El pasado 20 de Mayo, la Bolsa Nacional de Valores llevó a cabo la segunda conferencia anual de FINANBOLSA. En esta ocasión, el tema de fondo fue "Horizontes de la crisis internacional: Oportunidades y amenazas para las empresas”. Excelente y amena la exposición impartida por el Sr. Jorge Suárez-Vélez, que verán como documento adjunto.
Era un evento de promoción de la BNV para animar a nuevos emisores a emitir en Bolsa; como bien lo dijo José Rafael Brenes, "el almuerzo no era gratis". Yo me quiero unir a esa invitación.

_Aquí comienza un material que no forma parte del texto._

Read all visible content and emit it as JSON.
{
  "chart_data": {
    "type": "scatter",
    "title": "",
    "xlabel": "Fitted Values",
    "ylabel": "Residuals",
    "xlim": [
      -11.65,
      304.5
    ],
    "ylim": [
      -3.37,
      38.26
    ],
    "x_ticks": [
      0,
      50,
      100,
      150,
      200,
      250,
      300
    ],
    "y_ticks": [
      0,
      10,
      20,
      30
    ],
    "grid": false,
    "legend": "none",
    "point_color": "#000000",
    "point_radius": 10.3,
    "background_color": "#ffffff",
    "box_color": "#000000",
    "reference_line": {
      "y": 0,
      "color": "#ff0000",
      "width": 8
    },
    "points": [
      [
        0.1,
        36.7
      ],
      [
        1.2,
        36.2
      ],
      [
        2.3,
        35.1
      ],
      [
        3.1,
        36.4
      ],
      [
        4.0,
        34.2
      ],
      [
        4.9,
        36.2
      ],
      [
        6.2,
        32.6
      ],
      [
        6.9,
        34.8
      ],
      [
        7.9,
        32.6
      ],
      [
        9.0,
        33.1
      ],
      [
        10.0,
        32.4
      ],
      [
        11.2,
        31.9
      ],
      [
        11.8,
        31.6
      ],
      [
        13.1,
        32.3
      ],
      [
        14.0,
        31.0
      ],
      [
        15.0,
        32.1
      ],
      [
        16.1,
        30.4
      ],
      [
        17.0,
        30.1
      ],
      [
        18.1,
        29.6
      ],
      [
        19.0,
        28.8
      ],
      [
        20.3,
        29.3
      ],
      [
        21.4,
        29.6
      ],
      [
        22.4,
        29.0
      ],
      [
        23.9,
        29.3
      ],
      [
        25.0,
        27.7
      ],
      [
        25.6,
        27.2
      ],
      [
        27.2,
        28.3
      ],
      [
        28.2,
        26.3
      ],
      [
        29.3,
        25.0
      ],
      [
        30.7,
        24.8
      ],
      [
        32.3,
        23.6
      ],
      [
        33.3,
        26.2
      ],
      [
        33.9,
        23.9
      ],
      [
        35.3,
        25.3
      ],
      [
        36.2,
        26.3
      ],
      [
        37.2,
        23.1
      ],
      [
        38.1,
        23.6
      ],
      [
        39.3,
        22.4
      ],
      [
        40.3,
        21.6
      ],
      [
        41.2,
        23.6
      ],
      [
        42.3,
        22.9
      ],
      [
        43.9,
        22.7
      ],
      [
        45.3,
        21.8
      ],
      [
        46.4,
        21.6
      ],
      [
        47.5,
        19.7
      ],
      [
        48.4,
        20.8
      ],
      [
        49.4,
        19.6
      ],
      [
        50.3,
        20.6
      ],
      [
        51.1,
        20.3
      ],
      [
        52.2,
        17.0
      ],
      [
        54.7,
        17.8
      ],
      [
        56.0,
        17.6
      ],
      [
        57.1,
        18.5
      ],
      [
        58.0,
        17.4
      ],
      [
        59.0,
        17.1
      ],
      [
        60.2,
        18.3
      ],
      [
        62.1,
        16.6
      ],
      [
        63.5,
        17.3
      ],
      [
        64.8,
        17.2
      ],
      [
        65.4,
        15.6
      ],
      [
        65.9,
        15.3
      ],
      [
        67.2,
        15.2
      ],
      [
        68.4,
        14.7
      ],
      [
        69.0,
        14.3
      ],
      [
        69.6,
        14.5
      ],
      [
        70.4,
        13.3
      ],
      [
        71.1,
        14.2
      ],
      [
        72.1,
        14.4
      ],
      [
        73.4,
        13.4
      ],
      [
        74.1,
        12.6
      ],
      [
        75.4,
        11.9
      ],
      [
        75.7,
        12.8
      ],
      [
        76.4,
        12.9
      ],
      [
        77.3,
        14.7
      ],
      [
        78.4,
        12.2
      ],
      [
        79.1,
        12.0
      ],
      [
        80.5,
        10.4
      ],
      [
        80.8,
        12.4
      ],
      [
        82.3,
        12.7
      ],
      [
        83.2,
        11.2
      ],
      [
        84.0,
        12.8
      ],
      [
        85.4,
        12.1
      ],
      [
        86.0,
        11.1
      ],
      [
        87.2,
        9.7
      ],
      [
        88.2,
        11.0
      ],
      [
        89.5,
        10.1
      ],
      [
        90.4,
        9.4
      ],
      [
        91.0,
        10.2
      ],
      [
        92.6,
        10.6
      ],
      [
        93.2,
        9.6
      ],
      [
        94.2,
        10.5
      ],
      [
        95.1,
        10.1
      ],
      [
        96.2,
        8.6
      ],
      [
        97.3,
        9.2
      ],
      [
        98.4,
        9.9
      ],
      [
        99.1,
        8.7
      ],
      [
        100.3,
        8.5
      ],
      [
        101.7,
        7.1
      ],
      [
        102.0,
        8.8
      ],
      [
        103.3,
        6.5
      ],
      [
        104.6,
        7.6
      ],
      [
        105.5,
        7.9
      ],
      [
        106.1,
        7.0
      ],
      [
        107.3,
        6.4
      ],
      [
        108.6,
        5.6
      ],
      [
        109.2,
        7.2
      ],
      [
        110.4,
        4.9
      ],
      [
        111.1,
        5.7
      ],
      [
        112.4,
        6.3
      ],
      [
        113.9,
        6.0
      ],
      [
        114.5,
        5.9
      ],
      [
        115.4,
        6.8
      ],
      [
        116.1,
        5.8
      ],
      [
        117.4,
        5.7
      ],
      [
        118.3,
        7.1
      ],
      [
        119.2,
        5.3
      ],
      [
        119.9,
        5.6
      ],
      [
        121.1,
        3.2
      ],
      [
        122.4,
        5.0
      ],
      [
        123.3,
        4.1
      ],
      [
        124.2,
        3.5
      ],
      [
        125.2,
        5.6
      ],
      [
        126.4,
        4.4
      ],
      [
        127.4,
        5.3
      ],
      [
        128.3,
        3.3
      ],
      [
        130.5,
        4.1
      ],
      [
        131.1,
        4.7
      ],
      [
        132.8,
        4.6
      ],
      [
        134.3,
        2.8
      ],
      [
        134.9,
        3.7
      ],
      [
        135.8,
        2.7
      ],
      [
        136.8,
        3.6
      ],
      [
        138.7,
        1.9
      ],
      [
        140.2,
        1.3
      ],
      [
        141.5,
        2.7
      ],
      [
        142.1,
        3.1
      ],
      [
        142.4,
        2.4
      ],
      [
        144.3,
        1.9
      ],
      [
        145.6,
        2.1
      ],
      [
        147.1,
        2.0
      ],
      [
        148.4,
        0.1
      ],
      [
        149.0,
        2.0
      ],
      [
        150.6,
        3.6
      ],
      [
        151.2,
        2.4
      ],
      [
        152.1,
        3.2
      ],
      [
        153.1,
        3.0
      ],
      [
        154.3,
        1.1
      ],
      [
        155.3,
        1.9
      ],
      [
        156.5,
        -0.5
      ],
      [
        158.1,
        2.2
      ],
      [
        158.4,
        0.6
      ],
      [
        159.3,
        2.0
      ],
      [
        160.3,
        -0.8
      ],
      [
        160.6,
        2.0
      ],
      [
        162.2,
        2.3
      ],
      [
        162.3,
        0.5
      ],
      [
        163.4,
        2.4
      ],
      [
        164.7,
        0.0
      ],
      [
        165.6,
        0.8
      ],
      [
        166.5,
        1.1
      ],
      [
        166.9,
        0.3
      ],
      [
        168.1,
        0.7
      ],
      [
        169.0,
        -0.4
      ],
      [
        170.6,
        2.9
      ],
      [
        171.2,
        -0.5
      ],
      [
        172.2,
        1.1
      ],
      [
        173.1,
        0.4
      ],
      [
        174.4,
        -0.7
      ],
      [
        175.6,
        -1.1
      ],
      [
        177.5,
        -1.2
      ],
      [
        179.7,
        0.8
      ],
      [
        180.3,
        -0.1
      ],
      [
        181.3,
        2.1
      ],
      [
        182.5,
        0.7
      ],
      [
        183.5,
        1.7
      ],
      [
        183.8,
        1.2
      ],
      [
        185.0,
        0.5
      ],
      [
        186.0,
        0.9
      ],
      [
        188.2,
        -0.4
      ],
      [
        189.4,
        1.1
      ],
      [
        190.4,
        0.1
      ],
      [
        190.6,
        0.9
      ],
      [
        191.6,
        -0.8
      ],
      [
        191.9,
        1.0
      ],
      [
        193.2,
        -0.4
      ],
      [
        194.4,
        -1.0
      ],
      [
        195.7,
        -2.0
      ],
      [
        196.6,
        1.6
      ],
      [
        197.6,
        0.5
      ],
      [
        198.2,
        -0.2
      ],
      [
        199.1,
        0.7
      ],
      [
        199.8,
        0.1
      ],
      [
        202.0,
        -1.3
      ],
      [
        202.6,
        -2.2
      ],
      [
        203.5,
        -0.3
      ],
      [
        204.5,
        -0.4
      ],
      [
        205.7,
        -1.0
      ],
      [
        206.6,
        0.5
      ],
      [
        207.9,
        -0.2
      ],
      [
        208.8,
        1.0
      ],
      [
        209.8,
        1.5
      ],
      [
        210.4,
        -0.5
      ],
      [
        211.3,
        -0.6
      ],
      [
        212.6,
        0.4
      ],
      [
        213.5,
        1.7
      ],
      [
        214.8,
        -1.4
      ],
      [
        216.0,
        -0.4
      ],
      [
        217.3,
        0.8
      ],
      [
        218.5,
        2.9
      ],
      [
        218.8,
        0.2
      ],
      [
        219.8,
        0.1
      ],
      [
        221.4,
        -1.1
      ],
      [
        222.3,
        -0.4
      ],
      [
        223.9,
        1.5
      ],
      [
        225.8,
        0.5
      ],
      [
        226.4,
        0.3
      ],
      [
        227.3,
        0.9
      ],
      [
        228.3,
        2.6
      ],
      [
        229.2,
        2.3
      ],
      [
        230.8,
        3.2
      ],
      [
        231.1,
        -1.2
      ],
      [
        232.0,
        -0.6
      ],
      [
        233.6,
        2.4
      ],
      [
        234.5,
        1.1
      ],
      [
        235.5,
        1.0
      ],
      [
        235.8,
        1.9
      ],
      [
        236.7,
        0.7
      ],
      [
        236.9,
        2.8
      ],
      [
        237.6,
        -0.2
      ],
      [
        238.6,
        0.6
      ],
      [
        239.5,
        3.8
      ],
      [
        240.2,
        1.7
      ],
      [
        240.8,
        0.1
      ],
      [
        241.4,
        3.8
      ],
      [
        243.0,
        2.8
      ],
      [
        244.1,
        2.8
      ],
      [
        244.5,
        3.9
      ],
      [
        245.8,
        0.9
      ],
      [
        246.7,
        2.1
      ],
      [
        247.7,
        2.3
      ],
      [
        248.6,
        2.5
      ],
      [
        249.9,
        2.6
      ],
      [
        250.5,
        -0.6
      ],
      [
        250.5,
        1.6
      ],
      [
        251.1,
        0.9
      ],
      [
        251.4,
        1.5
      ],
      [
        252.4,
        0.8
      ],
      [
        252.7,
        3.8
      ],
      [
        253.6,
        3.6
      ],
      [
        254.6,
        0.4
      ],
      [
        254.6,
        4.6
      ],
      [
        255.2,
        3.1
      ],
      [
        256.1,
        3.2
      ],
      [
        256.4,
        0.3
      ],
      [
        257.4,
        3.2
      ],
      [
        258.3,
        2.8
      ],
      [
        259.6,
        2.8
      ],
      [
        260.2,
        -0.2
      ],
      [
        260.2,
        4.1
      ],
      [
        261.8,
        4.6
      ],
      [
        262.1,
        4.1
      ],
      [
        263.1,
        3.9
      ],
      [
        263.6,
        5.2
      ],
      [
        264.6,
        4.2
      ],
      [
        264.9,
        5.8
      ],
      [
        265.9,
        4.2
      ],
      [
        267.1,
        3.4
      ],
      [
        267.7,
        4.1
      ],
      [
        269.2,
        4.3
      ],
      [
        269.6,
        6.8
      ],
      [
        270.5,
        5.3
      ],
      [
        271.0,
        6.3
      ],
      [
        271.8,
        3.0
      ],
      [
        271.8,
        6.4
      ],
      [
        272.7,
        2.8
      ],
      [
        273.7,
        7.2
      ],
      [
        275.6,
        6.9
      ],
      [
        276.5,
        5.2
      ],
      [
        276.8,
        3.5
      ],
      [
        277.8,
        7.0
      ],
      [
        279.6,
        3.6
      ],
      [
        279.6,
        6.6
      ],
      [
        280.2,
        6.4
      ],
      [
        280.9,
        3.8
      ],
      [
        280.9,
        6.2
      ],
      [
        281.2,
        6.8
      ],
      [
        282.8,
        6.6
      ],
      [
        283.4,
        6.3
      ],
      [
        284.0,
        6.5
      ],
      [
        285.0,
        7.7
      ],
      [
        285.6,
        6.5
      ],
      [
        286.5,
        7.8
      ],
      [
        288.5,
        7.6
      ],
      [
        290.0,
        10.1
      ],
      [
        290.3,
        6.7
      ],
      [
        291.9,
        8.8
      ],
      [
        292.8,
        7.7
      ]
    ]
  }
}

Tradicionalmente se ha visto la conveniencia de participar en bolsa solo en términos de costo. Un ejercicio estrictamente financiero, muy motivado por la agresiva y exitosa participación de la banca internacional en el mercado del crédito corporativo triple A, a punta de precio. Con el tiempo, muchos emisores se fueron saliendo de la bolsa por esa motivación de menor costo, alegando además que los trámites y la relación con la Sugeval era muy "engorrosa".
Ahora el ascenario es bien distinto, como todos ya lo sabemos. Si bien hay liquidez, el crédito no está tan disponible, es caro (en algunos casos compite con el costo de oportunidad de invertir en acciones) y lidiar con los bancos es ahora más complicado que tratar con la Sugeval, dicho por un buen amigo mío que tiene vasta experiencia en ambos mercados.
La decisión de emitir bonos en la bolsa no es, ni lo será mañana cuando pase la crisis, solo un asunto de costo. Su conveniencia también está en el traje de financiamiento hecho a la medida, que dentro de sus ventajas se incluyen el acomodo al ciclo de efectivo del negocio y la capacidad de dar garantías dentro dentro de un abanico más amplio de opciones. Es una decisión financiera estratégica. El que puede, debe.